Henry John Rose (1800–1873) was an English churchman, theologian of High Church views, and scholar, who became archdeacon of Bedford.

Born at Uckfield, Sussex, on 3 January 1800, he was younger son of William Rose (1763–1844), then curate and schoolmaster in the parish, and afterwards vicar of Glynde, Sussex; Hugh James Rose was his elder brother. He was educated at Uckfield School by his father, and admitted a pensioner at Peterhouse, Cambridge, on 25 June 1817, but migrated to St John's College on 3 October 1818. He graduated B.A. in 1821, proceeded M.A. in 1824, B.D. in 1831, and on 26 June 1851 was admitted ad eundem at Oxford. On 6 April 1824 he was admitted to a fellowship at St John's, Cambridge, and held it until April 1838, residing in the college until about 1836 and studying classics and divinity. He became a Germanist and Hebrew scholar, and at a later date mastered Syriac. For a short time (March 1832 to September 1833) he was minister of St. Edward's, Cambridge, and in 1833 was Hulsean lecturer.

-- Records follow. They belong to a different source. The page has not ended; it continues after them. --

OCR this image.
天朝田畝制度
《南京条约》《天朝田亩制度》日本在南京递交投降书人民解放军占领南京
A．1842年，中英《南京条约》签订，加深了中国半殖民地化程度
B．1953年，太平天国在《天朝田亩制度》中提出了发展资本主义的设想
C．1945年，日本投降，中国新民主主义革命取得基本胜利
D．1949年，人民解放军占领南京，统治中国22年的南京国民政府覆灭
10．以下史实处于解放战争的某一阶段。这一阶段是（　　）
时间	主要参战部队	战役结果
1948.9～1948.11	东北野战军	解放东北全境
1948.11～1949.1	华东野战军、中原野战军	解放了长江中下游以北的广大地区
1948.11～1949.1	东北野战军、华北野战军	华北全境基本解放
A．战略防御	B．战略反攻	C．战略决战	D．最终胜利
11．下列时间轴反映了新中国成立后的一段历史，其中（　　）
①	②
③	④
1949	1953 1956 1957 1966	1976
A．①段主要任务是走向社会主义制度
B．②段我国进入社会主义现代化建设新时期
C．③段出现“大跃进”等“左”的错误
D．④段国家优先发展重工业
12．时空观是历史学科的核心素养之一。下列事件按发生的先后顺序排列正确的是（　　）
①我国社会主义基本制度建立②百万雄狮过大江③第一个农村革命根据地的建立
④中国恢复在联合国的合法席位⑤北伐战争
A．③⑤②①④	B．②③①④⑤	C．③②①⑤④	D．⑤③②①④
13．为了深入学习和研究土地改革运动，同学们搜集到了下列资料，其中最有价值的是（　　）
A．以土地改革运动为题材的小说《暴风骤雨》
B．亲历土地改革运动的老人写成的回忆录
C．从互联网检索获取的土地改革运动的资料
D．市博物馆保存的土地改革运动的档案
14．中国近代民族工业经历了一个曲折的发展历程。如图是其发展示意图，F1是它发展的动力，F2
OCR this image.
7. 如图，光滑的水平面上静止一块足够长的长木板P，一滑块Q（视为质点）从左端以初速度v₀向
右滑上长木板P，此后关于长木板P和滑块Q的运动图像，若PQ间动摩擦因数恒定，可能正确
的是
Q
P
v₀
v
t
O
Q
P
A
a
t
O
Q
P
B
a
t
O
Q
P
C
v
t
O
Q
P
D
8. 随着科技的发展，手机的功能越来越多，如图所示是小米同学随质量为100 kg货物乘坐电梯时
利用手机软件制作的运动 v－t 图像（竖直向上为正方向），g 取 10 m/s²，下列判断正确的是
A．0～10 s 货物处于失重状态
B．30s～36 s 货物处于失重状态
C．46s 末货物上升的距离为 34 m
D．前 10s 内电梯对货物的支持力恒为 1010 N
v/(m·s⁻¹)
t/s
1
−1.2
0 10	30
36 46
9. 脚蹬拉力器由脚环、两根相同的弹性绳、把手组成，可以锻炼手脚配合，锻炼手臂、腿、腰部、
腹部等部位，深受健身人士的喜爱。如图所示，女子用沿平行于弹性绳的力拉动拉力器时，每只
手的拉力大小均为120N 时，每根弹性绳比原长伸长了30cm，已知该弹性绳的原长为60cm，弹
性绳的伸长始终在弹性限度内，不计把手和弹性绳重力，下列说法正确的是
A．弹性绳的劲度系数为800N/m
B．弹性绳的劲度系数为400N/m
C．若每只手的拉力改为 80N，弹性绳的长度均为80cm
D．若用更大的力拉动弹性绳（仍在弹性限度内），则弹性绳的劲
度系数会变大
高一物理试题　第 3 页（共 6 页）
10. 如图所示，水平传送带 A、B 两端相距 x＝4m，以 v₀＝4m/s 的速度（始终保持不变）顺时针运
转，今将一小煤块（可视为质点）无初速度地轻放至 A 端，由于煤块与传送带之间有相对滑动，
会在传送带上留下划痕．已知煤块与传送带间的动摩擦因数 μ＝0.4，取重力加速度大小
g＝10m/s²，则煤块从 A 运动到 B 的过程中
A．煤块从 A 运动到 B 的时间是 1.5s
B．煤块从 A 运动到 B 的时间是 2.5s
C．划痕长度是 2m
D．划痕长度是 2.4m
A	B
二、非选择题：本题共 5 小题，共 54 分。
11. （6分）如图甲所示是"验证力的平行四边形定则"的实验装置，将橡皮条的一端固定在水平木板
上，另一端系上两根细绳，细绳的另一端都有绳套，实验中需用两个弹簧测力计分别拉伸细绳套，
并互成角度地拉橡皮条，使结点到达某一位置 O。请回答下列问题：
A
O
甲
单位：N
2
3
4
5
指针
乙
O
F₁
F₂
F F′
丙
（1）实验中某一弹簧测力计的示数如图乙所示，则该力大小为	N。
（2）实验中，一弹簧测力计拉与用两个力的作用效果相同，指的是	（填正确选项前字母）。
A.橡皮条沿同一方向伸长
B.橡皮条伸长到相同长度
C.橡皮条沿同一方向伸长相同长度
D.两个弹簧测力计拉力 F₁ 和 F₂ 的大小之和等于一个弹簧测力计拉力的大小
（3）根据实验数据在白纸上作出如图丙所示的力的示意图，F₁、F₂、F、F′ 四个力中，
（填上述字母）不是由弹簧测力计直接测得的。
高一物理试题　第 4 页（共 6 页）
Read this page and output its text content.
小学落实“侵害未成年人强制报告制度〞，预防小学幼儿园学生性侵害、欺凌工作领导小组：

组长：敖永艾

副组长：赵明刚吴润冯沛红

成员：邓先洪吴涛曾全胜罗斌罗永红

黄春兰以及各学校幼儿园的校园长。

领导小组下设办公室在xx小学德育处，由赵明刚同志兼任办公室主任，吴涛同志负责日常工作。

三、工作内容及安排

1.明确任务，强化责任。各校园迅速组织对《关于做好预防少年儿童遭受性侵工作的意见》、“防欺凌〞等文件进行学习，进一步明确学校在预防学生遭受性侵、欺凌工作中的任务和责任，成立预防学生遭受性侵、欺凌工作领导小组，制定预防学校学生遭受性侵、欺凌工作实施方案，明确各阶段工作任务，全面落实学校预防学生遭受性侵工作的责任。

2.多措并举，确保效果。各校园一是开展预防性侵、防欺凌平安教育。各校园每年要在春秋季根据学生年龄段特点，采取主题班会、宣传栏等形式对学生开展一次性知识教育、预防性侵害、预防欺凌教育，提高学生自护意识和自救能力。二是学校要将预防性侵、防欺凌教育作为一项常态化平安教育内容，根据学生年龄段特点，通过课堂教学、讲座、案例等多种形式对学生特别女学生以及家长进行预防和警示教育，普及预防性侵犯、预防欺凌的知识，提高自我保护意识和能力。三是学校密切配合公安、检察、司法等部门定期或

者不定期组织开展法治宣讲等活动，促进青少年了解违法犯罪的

In the summer of 1834 Rose discharged the duties of his brother Hugh, who was in ill-health, as divinity professor in Durham University, and about 1836 he came to London and worked for his brother in the parish of St Thomas, Southwark. In 1837 he was appointed by his college to the rectory of Houghton Conquest, near Ampthill in Bedfordshire, and in 1866 obtained the archdeaconry of Bedford, preferments that he held until his death. At Houghton he superintended the renovation of the school-buildings and the restoration of the church. There Rose's brother-in-law, John William Burgon, passed his long vacations for about thirty years, and many English and continental scholars made the acquaintanceship of the rector.